With the end of the Ice Age, permanent settlements began to appear in various regions of the balkan, the earliest in Serbia 11,000 years ago—namely, the village of Lepenski Vir, situated on the banks of the Danube in the Iron Gates Canyon. It is not entirely clear what kind of settlement this was, as it was established before the advent of agriculture.
Another 2,000 years passed before agricultural settlements appeared in the Balkans in the 7th millennium BC. The first culture is named after the settlement of Starčevo, located not far from Belgrade. It was based on small-scale agriculture and a simple, basic rural organization. However, a few hundred years later, a complex and advanced civilization emerged, characterized by significant material and spiritual achievements. This culture spread over large areas and is named after the Vinča site, also near Belgrade. Both cultures were matriarchal societies that worshiped the Mother Goddess, but the Vinča culture was much more complex and advanced in ways that differ from what we know today.

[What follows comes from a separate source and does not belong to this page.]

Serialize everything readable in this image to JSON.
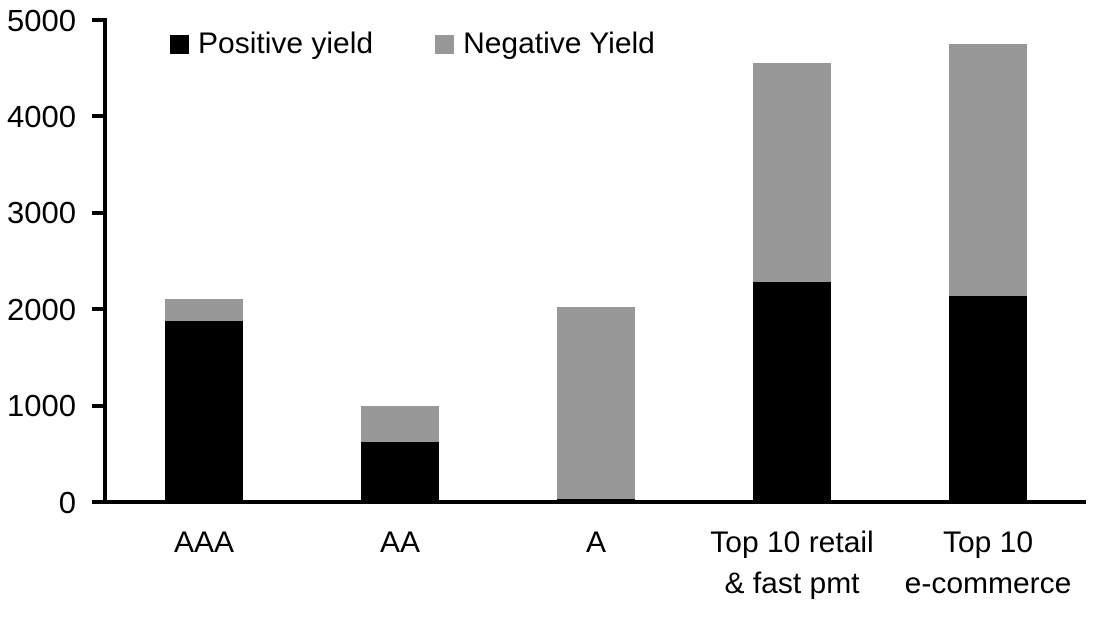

The development of human civilization is linked to several foundational innovations, such as the use of ceramics and metals. The invention of ceramics changed human life; from then on, it became easier to cook and store goods. Every house had large jars for storing grain and other food products, and in the courtyard, there was a large jar for water. The use of clay began in the 7th millennium BC, allowing religious beliefs to be expressed through the creation of figurines and small models of houses and temples. Pottery was a sacred craft performed by women in temples. Two-story houses have been discovered, with a temple on the upper floor and a pottery workshop on the lower floor.
The remains discovered in Vinča and its associated settlements, such as Pločnik west of Niš, reveal a high level of ceramic craftsmanship, advanced stone processing techniques, social equality, peaceful trade relations, a tendency toward artistic expression, and the ability to think abstractly evident in the spirals and geometric shapes on jars and other artifacts. It was a kind of human golden age that lasted for thousands of years.
In the 5th millennium BC, the unification of Balkan cultures took place, and villages became increasingly like one another, indicating trade relations and cooperation. The population increased, and the initial use of copper began. One of the earliest known instances of copper production in the world occurred in Pločnik. By the end of the 5th millennium BC, both gold and copper were being produced in the Balkan. The most important copper mines were in Majdanpek and Bor in eastern Serbia.
In the 4th millennium BC, the most advanced Goddess Civilization emerged, known as the Cucuteni–Trypillia culture. It covered vast areas in Romania, Moldova, and parts of Bulgaria and Ukraine. In addition to advanced sculpture, highly developed arts and crafts, and thriving trade, this civilization featured enormous settlements where tens of thousands of people lived in harmony and prosperity. During this period, a network of megalithic sites began to appear, primarily in Macedonia, Bulgaria, and Bosnia, with a lesser presence in Serbia.